SARL-STG: A Spatially Aware Reinforcement Learning Framework for Refining MLLMs in Spatio-Temporal Video Grounding
Abstract
Spatio-Temporal Video Grounding (STVG) requires models to localize objects both spatially and temporally. Despite recent progress, existing methods struggle with complex and fine-grained spatial semantics in language descriptions, leading to error propagation from temporal to spatial grounding stages. We identify that this fundamental limitation arises from the absence of iterative refinement between temporal and spatial predictions. To address these challenges, we propose SARL-STG, the first RL-based framework for STVG. It progressively refines spatio-temporal grounding through multi-stage optimization, leveraging reinforcement learning to enable dynamic interaction between temporal and spatial modules, where spatial grounding quality serves as feedback to improve temporal localization.

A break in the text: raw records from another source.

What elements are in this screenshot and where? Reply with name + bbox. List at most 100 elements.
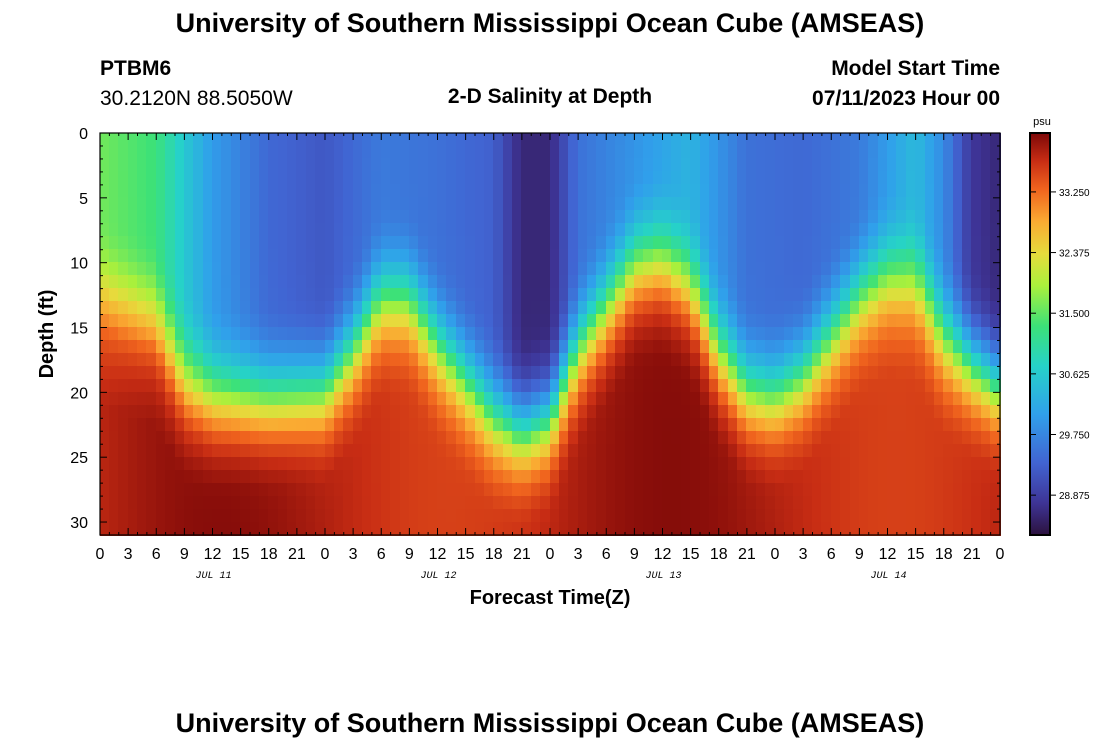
heatmap-cell — [240, 327, 251, 342]
heatmap-cell — [325, 522, 336, 536]
heatmap-cell — [409, 418, 420, 433]
heatmap-cell — [887, 496, 898, 511]
heatmap-cell — [934, 158, 945, 173]
heatmap-cell — [231, 133, 242, 147]
heatmap-cell — [475, 184, 486, 199]
heatmap-cell — [662, 509, 673, 524]
heatmap-cell — [240, 496, 251, 511]
heatmap-cell — [831, 509, 842, 524]
heatmap-cell — [465, 301, 476, 316]
heatmap-cell — [296, 379, 308, 394]
heatmap-cell — [306, 327, 317, 342]
heatmap-cell — [203, 249, 214, 264]
heatmap-cell — [850, 275, 861, 290]
heatmap-cell — [409, 158, 420, 173]
heatmap-cell — [531, 314, 542, 329]
heatmap-cell — [250, 145, 261, 160]
heatmap-cell — [371, 249, 383, 264]
heatmap-cell — [287, 392, 298, 407]
heatmap-cell — [784, 379, 795, 394]
heatmap-cell — [175, 288, 186, 303]
heatmap-cell — [493, 158, 505, 173]
heatmap-cell — [812, 184, 823, 199]
colorbar-tick-label: 30.625 — [1059, 370, 1090, 381]
heatmap-cell — [662, 158, 673, 173]
heatmap-cell — [315, 457, 326, 472]
heatmap-cell — [475, 262, 486, 277]
heatmap-cell — [793, 522, 805, 536]
heatmap-cell — [896, 249, 908, 264]
heatmap-cell — [775, 444, 786, 459]
heatmap-cell — [887, 340, 898, 355]
heatmap-cell — [456, 314, 467, 329]
heatmap-cell — [381, 405, 392, 420]
heatmap-cell — [550, 197, 561, 212]
heatmap-cell — [109, 314, 120, 329]
heatmap-cell — [981, 457, 992, 472]
heatmap-cell — [381, 457, 392, 472]
heatmap-cell — [850, 133, 861, 147]
heatmap-cell — [353, 158, 364, 173]
heatmap-cell — [934, 249, 945, 264]
heatmap-cell — [128, 223, 139, 238]
heatmap-cell — [990, 288, 1001, 303]
heatmap-cell — [709, 405, 720, 420]
heatmap-cell — [700, 184, 711, 199]
heatmap-cell — [962, 145, 973, 160]
heatmap-cell — [690, 431, 701, 446]
heatmap-cell — [428, 184, 439, 199]
heatmap-cell — [512, 431, 523, 446]
heatmap-cell — [943, 522, 955, 536]
heatmap-cell — [184, 275, 195, 290]
heatmap-cell — [587, 145, 598, 160]
heatmap-cell — [381, 184, 392, 199]
heatmap-cell — [737, 457, 748, 472]
heatmap-cell — [521, 236, 533, 251]
heatmap-cell — [840, 171, 851, 186]
heatmap-cell — [437, 133, 448, 147]
heatmap-cell — [737, 236, 748, 251]
heatmap-cell — [231, 184, 242, 199]
heatmap-cell — [371, 184, 383, 199]
heatmap-cell — [540, 275, 551, 290]
heatmap-cell — [887, 171, 898, 186]
heatmap-cell — [943, 366, 955, 381]
heatmap-cell — [550, 405, 561, 420]
heatmap-cell — [653, 418, 664, 433]
heatmap-cell — [343, 262, 355, 277]
heatmap-cell — [962, 184, 973, 199]
heatmap-cell — [728, 379, 739, 394]
heatmap-cell — [934, 379, 945, 394]
heatmap-cell — [456, 483, 467, 498]
heatmap-cell — [240, 418, 251, 433]
heatmap-cell — [587, 262, 598, 277]
heatmap-cell — [765, 483, 776, 498]
heatmap-cell — [568, 340, 580, 355]
heatmap-cell — [737, 470, 748, 485]
heatmap-cell — [559, 405, 570, 420]
heatmap-cell — [259, 262, 270, 277]
heatmap-cell — [568, 353, 580, 368]
heatmap-cell — [465, 288, 476, 303]
heatmap-cell — [868, 496, 880, 511]
heatmap-cell — [793, 379, 805, 394]
heatmap-cell — [109, 327, 120, 342]
heatmap-cell — [671, 210, 683, 225]
heatmap-cell — [343, 197, 355, 212]
heatmap-cell — [606, 145, 617, 160]
heatmap-cell — [343, 288, 355, 303]
y-tick-label: 30 — [70, 515, 88, 532]
heatmap-cell — [465, 236, 476, 251]
heatmap-cell — [437, 418, 448, 433]
heatmap-cell — [146, 275, 158, 290]
heatmap-cell — [671, 418, 683, 433]
heatmap-cell — [550, 392, 561, 407]
heatmap-cell — [296, 262, 308, 277]
heatmap-cell — [521, 288, 533, 303]
heatmap-cell — [296, 483, 308, 498]
heatmap-cell — [990, 418, 1001, 433]
heatmap-cell — [175, 496, 186, 511]
heatmap-cell — [643, 392, 655, 407]
heatmap-cell — [250, 392, 261, 407]
heatmap-cell — [990, 353, 1001, 368]
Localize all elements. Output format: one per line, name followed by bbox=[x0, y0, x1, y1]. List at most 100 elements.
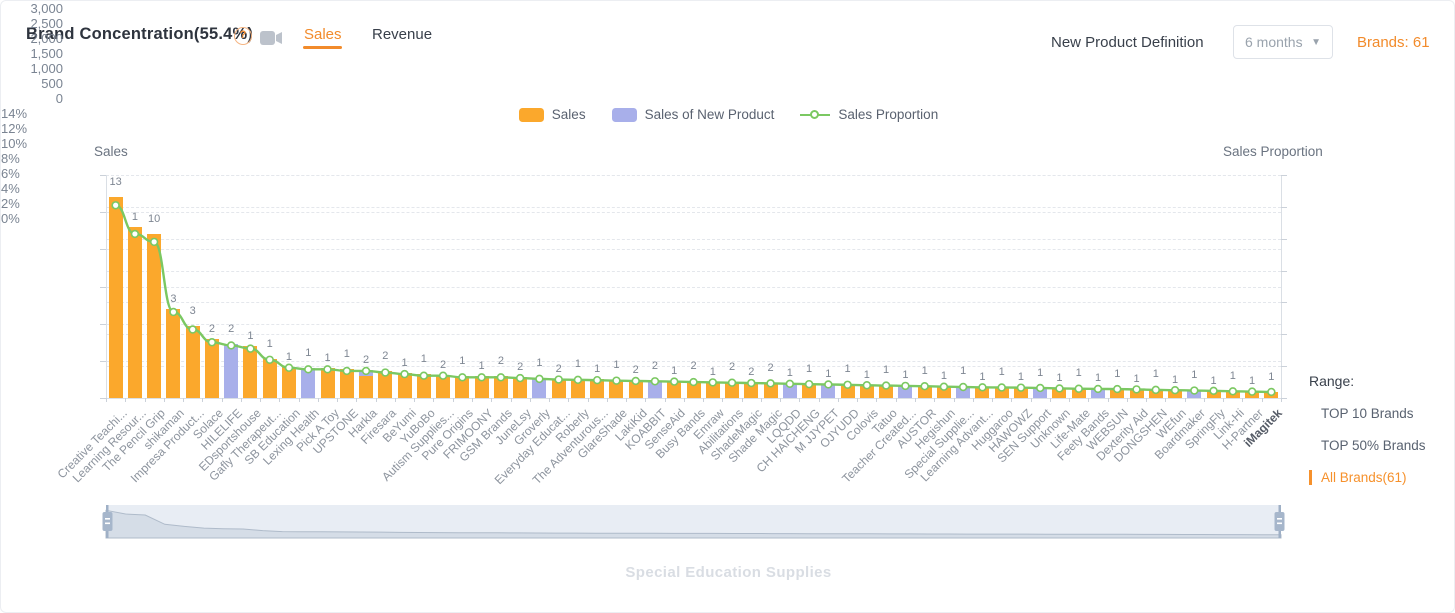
chevron-down-icon: ▼ bbox=[1311, 36, 1321, 48]
grid-line bbox=[106, 360, 1281, 362]
bar-sales[interactable] bbox=[590, 379, 605, 398]
bar-new-product[interactable] bbox=[1033, 387, 1048, 398]
x-tick bbox=[683, 398, 685, 402]
bar-sales[interactable] bbox=[570, 379, 585, 398]
bar-sales[interactable] bbox=[802, 383, 817, 398]
tab-sales[interactable]: Sales bbox=[304, 26, 342, 43]
x-axis-line bbox=[106, 398, 1281, 399]
left-axis-line bbox=[106, 175, 107, 398]
camera-icon[interactable] bbox=[260, 31, 282, 50]
bar-value-label: 2 bbox=[555, 362, 562, 375]
data-zoom-slider[interactable] bbox=[102, 505, 1285, 539]
bar-new-product[interactable] bbox=[301, 367, 316, 398]
range-option-top50pct[interactable]: TOP 50% Brands bbox=[1321, 438, 1426, 453]
bar-sales[interactable] bbox=[686, 381, 701, 398]
bar-sales[interactable] bbox=[725, 382, 740, 398]
bar-new-product[interactable] bbox=[532, 377, 547, 398]
bar-sales[interactable] bbox=[1071, 388, 1086, 398]
range-option-all[interactable]: All Brands(61) bbox=[1309, 470, 1426, 485]
bar-sales[interactable] bbox=[705, 381, 720, 398]
bar-sales[interactable] bbox=[1225, 390, 1240, 398]
legend-item-new-product[interactable]: Sales of New Product bbox=[611, 107, 774, 122]
bar-sales[interactable] bbox=[513, 377, 528, 398]
bar-sales[interactable] bbox=[127, 227, 142, 398]
bar-sales[interactable] bbox=[744, 382, 759, 398]
legend-item-sales[interactable]: Sales bbox=[518, 107, 586, 122]
bar-sales[interactable] bbox=[378, 371, 393, 398]
bar-sales[interactable] bbox=[1110, 388, 1125, 398]
bar-sales[interactable] bbox=[1168, 389, 1183, 398]
bar-sales[interactable] bbox=[474, 376, 489, 398]
slider-handle-left[interactable] bbox=[102, 512, 113, 531]
bar-new-product[interactable] bbox=[647, 380, 662, 398]
bar-sales[interactable] bbox=[859, 384, 874, 398]
bar-value-label: 1 bbox=[844, 363, 851, 376]
bar-sales[interactable] bbox=[108, 197, 123, 398]
bar-sales[interactable] bbox=[551, 378, 566, 398]
new-product-definition-select[interactable]: 6 months ▼ bbox=[1233, 25, 1333, 59]
x-tick bbox=[760, 398, 762, 402]
y-tick-label-right: 6% bbox=[1, 166, 20, 181]
bar-sales[interactable] bbox=[1129, 389, 1144, 398]
bar-sales[interactable] bbox=[166, 308, 181, 398]
bar-new-product[interactable] bbox=[782, 383, 797, 398]
bar-sales[interactable] bbox=[917, 385, 932, 398]
bar-sales[interactable] bbox=[1013, 387, 1028, 398]
bar-sales[interactable] bbox=[879, 384, 894, 398]
bar-sales[interactable] bbox=[339, 369, 354, 398]
bar-sales[interactable] bbox=[397, 373, 412, 398]
x-tick bbox=[741, 398, 743, 402]
chart-legend: Sales Sales of New Product Sales Proport… bbox=[1, 107, 1454, 122]
bar-sales[interactable] bbox=[185, 325, 200, 398]
bar-new-product[interactable] bbox=[1187, 390, 1202, 398]
x-tick bbox=[260, 398, 262, 402]
y-tick-label-right: 12% bbox=[1, 121, 28, 136]
bar-new-product[interactable] bbox=[898, 385, 913, 398]
bar-sales[interactable] bbox=[359, 375, 374, 398]
bar-sales[interactable] bbox=[1052, 387, 1067, 398]
bar-sales[interactable] bbox=[1245, 391, 1260, 398]
slider-silhouette bbox=[105, 509, 1282, 539]
slider-handle-right[interactable] bbox=[1274, 512, 1285, 531]
tab-revenue[interactable]: Revenue bbox=[372, 26, 433, 43]
bar-new-product[interactable] bbox=[1091, 388, 1105, 398]
x-tick bbox=[106, 398, 107, 402]
page-title: Brand Concentration(55.4%) bbox=[26, 25, 254, 43]
x-tick bbox=[934, 398, 936, 402]
bar-sales[interactable] bbox=[975, 386, 990, 398]
bar-sales[interactable] bbox=[493, 376, 508, 398]
bar-sales[interactable] bbox=[204, 339, 219, 398]
bar-sales[interactable] bbox=[936, 386, 951, 398]
help-icon[interactable]: ? bbox=[234, 27, 252, 45]
bar-new-product[interactable] bbox=[224, 343, 239, 398]
bar-sales[interactable] bbox=[840, 384, 855, 398]
bar-new-product[interactable] bbox=[821, 383, 836, 398]
bar-sales[interactable] bbox=[763, 382, 778, 398]
range-option-top10[interactable]: TOP 10 Brands bbox=[1321, 406, 1414, 421]
y-tick-label-right: 8% bbox=[1, 151, 20, 166]
bar-sales[interactable] bbox=[1264, 391, 1279, 398]
bar-value-label: 2 bbox=[517, 361, 524, 374]
bar-sales[interactable] bbox=[147, 234, 162, 398]
bar-sales[interactable] bbox=[994, 386, 1009, 398]
bar-sales[interactable] bbox=[320, 368, 335, 398]
bar-sales[interactable] bbox=[243, 345, 258, 398]
x-tick bbox=[1146, 398, 1148, 402]
bar-sales[interactable] bbox=[1206, 390, 1221, 398]
bar-sales[interactable] bbox=[628, 380, 643, 398]
category-watermark: Special Education Supplies bbox=[625, 564, 832, 581]
x-tick bbox=[992, 398, 994, 402]
bar-new-product[interactable] bbox=[956, 386, 971, 398]
bar-sales[interactable] bbox=[262, 358, 277, 398]
bar-sales[interactable] bbox=[609, 379, 624, 398]
y-tick bbox=[1281, 398, 1287, 399]
bar-sales[interactable] bbox=[416, 374, 431, 398]
bar-sales[interactable] bbox=[1148, 389, 1163, 398]
bar-sales[interactable] bbox=[436, 374, 451, 398]
bar-sales[interactable] bbox=[667, 380, 682, 398]
legend-item-proportion[interactable]: Sales Proportion bbox=[800, 107, 938, 122]
bar-value-label: 1 bbox=[940, 370, 947, 383]
bar-sales[interactable] bbox=[281, 366, 296, 398]
bar-sales[interactable] bbox=[455, 375, 470, 398]
bar-new-product[interactable] bbox=[359, 369, 374, 376]
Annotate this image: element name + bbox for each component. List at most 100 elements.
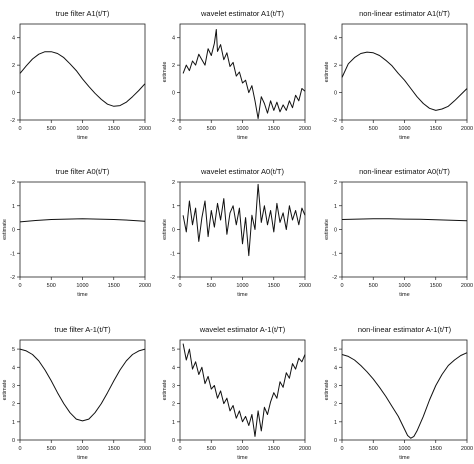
y-axis-label: estimate: [324, 380, 330, 401]
y-tick-label: 1: [172, 420, 175, 426]
y-tick-label: 5: [172, 347, 175, 353]
x-tick-label: 500: [47, 283, 56, 289]
y-tick-label: -2: [10, 118, 15, 124]
series-line: [19, 218, 146, 223]
y-tick-label: -1: [170, 251, 175, 257]
y-tick-label: 1: [334, 420, 337, 426]
x-tick-label: 0: [178, 283, 181, 289]
y-tick-label: 1: [12, 420, 15, 426]
x-tick-label: 1500: [268, 283, 280, 289]
plot-frame: [341, 181, 468, 278]
x-tick-label: 1500: [108, 446, 120, 452]
x-tick-label: 1500: [108, 126, 120, 132]
x-tick-label: 2000: [139, 126, 151, 132]
x-tick-label: 500: [369, 446, 378, 452]
x-tick-label: 1000: [398, 126, 410, 132]
plot-frame: [341, 339, 468, 441]
plot-frame: [179, 339, 306, 441]
y-tick-label: 4: [172, 365, 175, 371]
x-tick-label: 1000: [236, 126, 248, 132]
y-tick-label: 0: [334, 438, 337, 444]
x-tick-label: 2000: [139, 446, 151, 452]
x-axis-label: time: [77, 135, 87, 141]
x-axis-label: time: [77, 292, 87, 298]
y-tick-label: 2: [334, 63, 337, 69]
x-tick-label: 1000: [398, 446, 410, 452]
x-tick-label: 0: [18, 283, 21, 289]
panel-title: non-linear estimator A-1(t/T): [358, 325, 452, 334]
y-tick-label: 0: [334, 91, 337, 97]
x-tick-label: 0: [340, 283, 343, 289]
x-tick-label: 500: [207, 283, 216, 289]
x-tick-label: 2000: [461, 126, 473, 132]
y-axis-label: estimate: [2, 219, 8, 240]
y-axis-label: estimate: [324, 219, 330, 240]
y-tick-label: 2: [12, 63, 15, 69]
x-tick-label: 2000: [139, 283, 151, 289]
y-tick-label: 4: [12, 36, 15, 42]
series-line: [182, 29, 306, 120]
x-tick-label: 1500: [430, 283, 442, 289]
y-tick-label: 0: [172, 438, 175, 444]
x-axis-label: time: [399, 455, 409, 461]
x-tick-label: 1000: [76, 446, 88, 452]
y-tick-label: 1: [12, 204, 15, 210]
x-tick-label: 1000: [236, 283, 248, 289]
x-tick-label: 2000: [299, 126, 311, 132]
panel-title: wavelet estimator A1(t/T): [200, 9, 284, 18]
panel-title: true filter A1(t/T): [56, 9, 110, 18]
x-axis-label: time: [77, 455, 87, 461]
y-tick-label: 5: [334, 347, 337, 353]
x-tick-label: 1000: [398, 283, 410, 289]
y-tick-label: -2: [332, 275, 337, 281]
panel-2: wavelet estimator A1(t/T) 0 500 1000 1500 200…: [162, 9, 311, 141]
y-axis-label: estimate: [324, 62, 330, 83]
plot-frame: [19, 23, 146, 121]
x-tick-label: 1500: [430, 126, 442, 132]
panel-3: non-linear estimator A1(t/T) 0 500 1000 1500…: [324, 9, 473, 141]
x-axis-label: time: [237, 135, 247, 141]
x-tick-label: 1500: [268, 126, 280, 132]
y-tick-label: 0: [172, 228, 175, 234]
x-tick-label: 2000: [299, 446, 311, 452]
y-tick-label: 3: [334, 383, 337, 389]
x-tick-label: 1500: [430, 446, 442, 452]
series-line: [19, 348, 146, 422]
y-axis-label: estimate: [162, 380, 168, 401]
x-tick-label: 2000: [461, 446, 473, 452]
y-tick-label: 2: [12, 402, 15, 408]
y-tick-label: -2: [170, 118, 175, 124]
y-tick-label: 2: [172, 180, 175, 186]
y-tick-label: -1: [332, 251, 337, 257]
x-tick-label: 1000: [76, 126, 88, 132]
x-tick-label: 0: [178, 446, 181, 452]
x-tick-label: 500: [207, 126, 216, 132]
y-tick-label: 1: [334, 204, 337, 210]
panel-4: true filter A0(t/T) 0 500 1000 1500 2000 -2 -1 0…: [2, 167, 151, 298]
x-tick-label: 1500: [268, 446, 280, 452]
x-tick-label: 500: [369, 283, 378, 289]
x-tick-label: 2000: [461, 283, 473, 289]
panel-7: true filter A-1(t/T) 0 500 1000 1500 2000 0 1 2 3…: [2, 325, 151, 461]
y-tick-label: 0: [12, 228, 15, 234]
y-tick-label: -1: [10, 251, 15, 257]
series-line: [19, 51, 146, 107]
series-line: [341, 218, 468, 222]
panel-5: wavelet estimator A0(t/T) 0 500 1000 1500 200…: [162, 167, 311, 298]
panel-title: true filter A-1(t/T): [54, 325, 111, 334]
y-tick-label: 4: [12, 365, 15, 371]
x-tick-label: 0: [18, 446, 21, 452]
y-tick-label: 3: [172, 383, 175, 389]
x-tick-label: 1500: [108, 283, 120, 289]
y-axis-label: estimate: [162, 219, 168, 240]
series-line: [182, 343, 306, 437]
x-tick-label: 1000: [76, 283, 88, 289]
x-tick-label: 0: [340, 126, 343, 132]
y-tick-label: 5: [12, 347, 15, 353]
x-axis-label: time: [399, 135, 409, 141]
panel-title: wavelet estimator A0(t/T): [200, 167, 284, 176]
x-axis-label: time: [399, 292, 409, 298]
plot-frame: [179, 23, 306, 121]
panel-title: non-linear estimator A0(t/T): [359, 167, 450, 176]
y-tick-label: 2: [172, 63, 175, 69]
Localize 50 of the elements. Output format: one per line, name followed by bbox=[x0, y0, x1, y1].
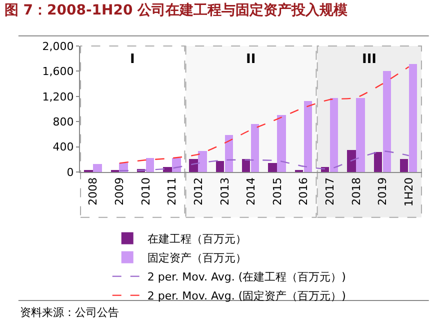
legend-label: 2 per. Mov. Avg. (固定资产（百万元）) bbox=[147, 290, 346, 303]
bar bbox=[400, 159, 408, 172]
x-tick-label: 2016 bbox=[297, 177, 310, 206]
band-label: I bbox=[130, 52, 135, 67]
legend-label: 2 per. Mov. Avg. (在建工程（百万元）) bbox=[147, 270, 346, 284]
bar bbox=[251, 124, 259, 172]
bar bbox=[374, 152, 382, 172]
bar bbox=[409, 64, 417, 172]
bar bbox=[242, 159, 250, 172]
x-tick-label: 2012 bbox=[192, 177, 205, 206]
bar bbox=[198, 151, 207, 172]
text: 资料来源：公司公告 bbox=[20, 306, 119, 319]
bar bbox=[216, 161, 224, 172]
y-tick-label: 2,000 bbox=[42, 40, 74, 53]
chart-title: 图 7：2008-1H20 公司在建工程与固定资产投入规模 bbox=[4, 2, 349, 19]
bar bbox=[330, 98, 338, 172]
band-label: II bbox=[246, 52, 256, 67]
x-tick-label: 2017 bbox=[323, 177, 336, 206]
y-tick-label: 800 bbox=[52, 115, 74, 128]
x-tick-label: 2018 bbox=[350, 177, 363, 206]
x-tick-label: 2013 bbox=[218, 177, 232, 206]
x-tick-label: 2008 bbox=[86, 177, 100, 206]
band-label: III bbox=[362, 52, 377, 67]
x-tick-label: 2010 bbox=[139, 177, 152, 206]
line-series bbox=[118, 150, 410, 172]
y-tick-label: 0 bbox=[66, 166, 74, 179]
x-tick-label: 2019 bbox=[376, 177, 390, 206]
bar bbox=[347, 150, 356, 172]
bar bbox=[304, 101, 312, 172]
legend-label: 在建工程（百万元） bbox=[147, 232, 246, 246]
x-tick-label: 2015 bbox=[270, 177, 284, 206]
bar bbox=[268, 163, 277, 172]
bar bbox=[225, 135, 233, 172]
x-tick-label: 2009 bbox=[113, 177, 126, 206]
line-series bbox=[118, 66, 410, 164]
bar bbox=[172, 158, 181, 172]
bar bbox=[356, 98, 365, 172]
x-tick-label: 2014 bbox=[244, 177, 258, 206]
y-tick-label: 1,200 bbox=[42, 90, 74, 104]
bar bbox=[163, 167, 172, 172]
bar bbox=[277, 115, 286, 172]
y-tick-label: 1,600 bbox=[42, 65, 74, 78]
y-tick-label: 400 bbox=[52, 140, 74, 154]
bar bbox=[383, 71, 391, 172]
bar bbox=[146, 158, 154, 172]
bar bbox=[93, 164, 102, 172]
x-tick-label: 1H20 bbox=[402, 177, 416, 207]
legend-label: 固定资产（百万元） bbox=[147, 252, 246, 265]
bar bbox=[189, 159, 198, 172]
x-tick-label: 2011 bbox=[166, 177, 179, 206]
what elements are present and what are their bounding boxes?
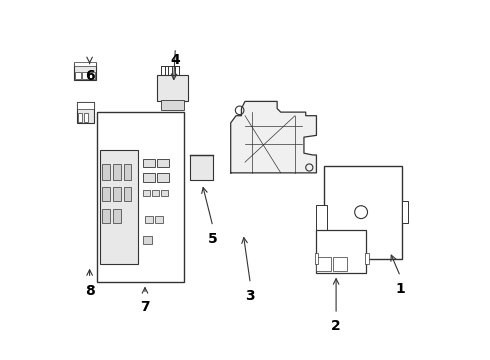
Text: 8: 8 — [85, 284, 95, 298]
Bar — [123, 164, 131, 180]
Text: 2: 2 — [331, 319, 341, 333]
Polygon shape — [231, 102, 317, 173]
Bar — [143, 158, 155, 167]
Bar — [97, 112, 184, 282]
Bar — [315, 253, 318, 264]
Bar — [402, 202, 408, 223]
Bar — [317, 230, 367, 273]
Bar — [77, 102, 94, 123]
Text: 7: 7 — [140, 300, 150, 314]
Bar — [102, 187, 110, 202]
Bar — [333, 257, 347, 271]
Bar — [113, 164, 121, 180]
Bar — [102, 208, 110, 223]
Bar — [190, 155, 213, 180]
Bar — [100, 150, 138, 264]
Text: 1: 1 — [395, 282, 405, 296]
Bar — [317, 257, 331, 271]
Bar — [157, 173, 169, 182]
Bar — [161, 190, 168, 196]
Bar — [75, 72, 81, 79]
Bar — [82, 72, 88, 79]
Bar — [123, 187, 131, 202]
Bar — [365, 253, 368, 264]
Bar — [143, 173, 155, 182]
Text: 6: 6 — [85, 69, 95, 84]
Bar — [323, 166, 402, 258]
Bar — [74, 62, 97, 66]
Bar — [143, 190, 150, 196]
Bar — [113, 208, 121, 223]
Bar — [77, 102, 94, 109]
Text: 5: 5 — [208, 232, 218, 246]
Bar — [161, 100, 184, 111]
Bar — [74, 63, 97, 80]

Specifically, SARL-STG contains: (1) a unified architecture that seamlessly integrates a pretrained MLLM for temporal reasoning with an open-vocabulary detector for spatial localization, (2) a hierarchical RL training strategy that progresses from coarse temporal to fine-grained spatio-temporal optimization, and (3) a spatial knowledge-injected reward mechanism that uses spatial grounding confidence as discriminative signals for temporal refinement. To facilitate training at scale, we also construct STVG-Wild, a large-scale dataset with diverse spatio-temporal annotations. Experiments demonstrate that our method achieves state-of-the-art performance on multiple benchmarks (HCSTVG, VidSTG, Charades-STA, etc.), significantly reducing error accumulation and enhances both temporal and spatial grounding accuracy.